A linguagem inclusiva é um conjunto de sistemas, com propostas distintas de soluções, que se origina dos

Falar de inclusão é sobre garantir mecanismos práticos de equidade para pessoas gays, lésbicas, bissexuais, transgênero e outras identidades.

movimentos LGBTQIA+ e movimentos feministas. Não é algo particularmente recente, apesar de – como tantos outros debates, ainda bem! – estarmos acompanhando esse papo com mais ênfase nos últimos anos. Sua demanda central é, claro, incluir mais e melhor todas as identidades no discurso falado e escrito.

Quando optamos por abrir uma reunião dizendo “bem-vindas e bem-vindos” em vez da generalização tradicionalmente flexionada no masculino “bem-vindos”, estamos buscando incluir (ao menos na linguagem) as mulheres e pessoas que se identificam com o gênero feminino naquela abertura.

Quando optamos por escrever um e-mail para toda a empresa usando frases como “olá a todes, todas e todos”, estamos buscando incluir pessoas que não apenas se identificam com os gêneros feminino e masculino, mas aquelas que não se identificam com nenhum destes (pessoas não-binárias) ou com ambos.

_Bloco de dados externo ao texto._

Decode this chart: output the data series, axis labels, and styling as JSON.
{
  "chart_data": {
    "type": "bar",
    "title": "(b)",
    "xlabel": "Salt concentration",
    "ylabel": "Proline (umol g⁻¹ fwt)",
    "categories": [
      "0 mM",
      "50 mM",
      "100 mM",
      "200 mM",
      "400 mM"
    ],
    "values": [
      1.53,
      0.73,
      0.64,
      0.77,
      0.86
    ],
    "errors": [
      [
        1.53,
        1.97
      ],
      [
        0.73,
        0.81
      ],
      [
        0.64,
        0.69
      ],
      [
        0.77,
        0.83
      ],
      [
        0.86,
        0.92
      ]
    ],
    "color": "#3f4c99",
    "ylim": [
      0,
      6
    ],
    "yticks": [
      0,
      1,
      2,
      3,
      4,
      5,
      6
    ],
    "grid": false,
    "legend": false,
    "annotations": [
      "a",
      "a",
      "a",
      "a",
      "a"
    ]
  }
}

Quando optamos por substantivos sem gênero marcado, como “a pessoa” ao invés de “o colega”, “a humanidade” ao invés de “o homem”, “as lideranças” ao invés de “os líderes”, estamos buscando incluir todo mundo!

Para te ajudar nessa jornada, divido algumas estratégias de como aplicar a linguagem inclusiva falada ou escrita:

1 . Use nomes e substantivos genéricos, sem demarcação de gênero usualmente masculina

“A diretoria”, ao invés de “os diretores”.

“O corpo docente”, ao invés de “os professores”.

“O país/o Brasil/a população/a sociedade brasileira”, ao invés “os brasileiros”.

“A clientela”, ao invés de “os clientes”.

2 . Use os substantivos “pessoa” e “pessoas” como alternativa a outros de gênero usualmente masculino

“As pessoas candidatas”, ao invés de “os candidatos”.

“As pessoas adoraram a proposta”, ao invés de “Os caras adoraram a proposta”.

“Buscamos pessoas interessadas em…”, ao invés de “Buscamos interessados em…”

3 . Inclua todos os gêneros em suas frases

“Bom dia a todas, todos e todes!”, ao invés de “bom dia a todos”.

“Aquelas e aqueles que quiserem se aplicar…”, ao invés de “aqueles que quiserem se aplicar…”

“Os jovens e as jovens aqui presentes…”, ao invés de “os jovens aqui presentes…”

O uso de substantivos e adjetivos terminados em “e/es” busca incluir pessoas não-binárias (que não se identificam nem com o gênero masculino nem com o gênero feminino) e/ ou que se identificam com ambos.

4 . Atente-se aos pronomes

Se você se identifica com o gênero masculino, tenho certeza que te causa estranheza (para ser simplista) quando alguém fala sobre você usando pronomes como “ela” ou “dela”. (Ah! Isso não acontece nunca? Interessante...)

Assim como você, outras pessoas também se identificam com outros gêneros (ou nenhum).

Homens ou pessoas que se identificam com o gênero masculino se valem dos pronomes ele/ dele.

Mulheres ou pessoas que se identificam com o gênero feminino se valem dos pronomes ela/ dela.

Pessoas não-binárias (ou seja, que não se identificam com o binarismo masculino/ feminino) se valem de pronomes como ile/ dile ou elu/ delu – para citar algumas soluções propostas.

Quando optamos por substantivos sem gênero marcado, estamos buscando incluir todo mundo.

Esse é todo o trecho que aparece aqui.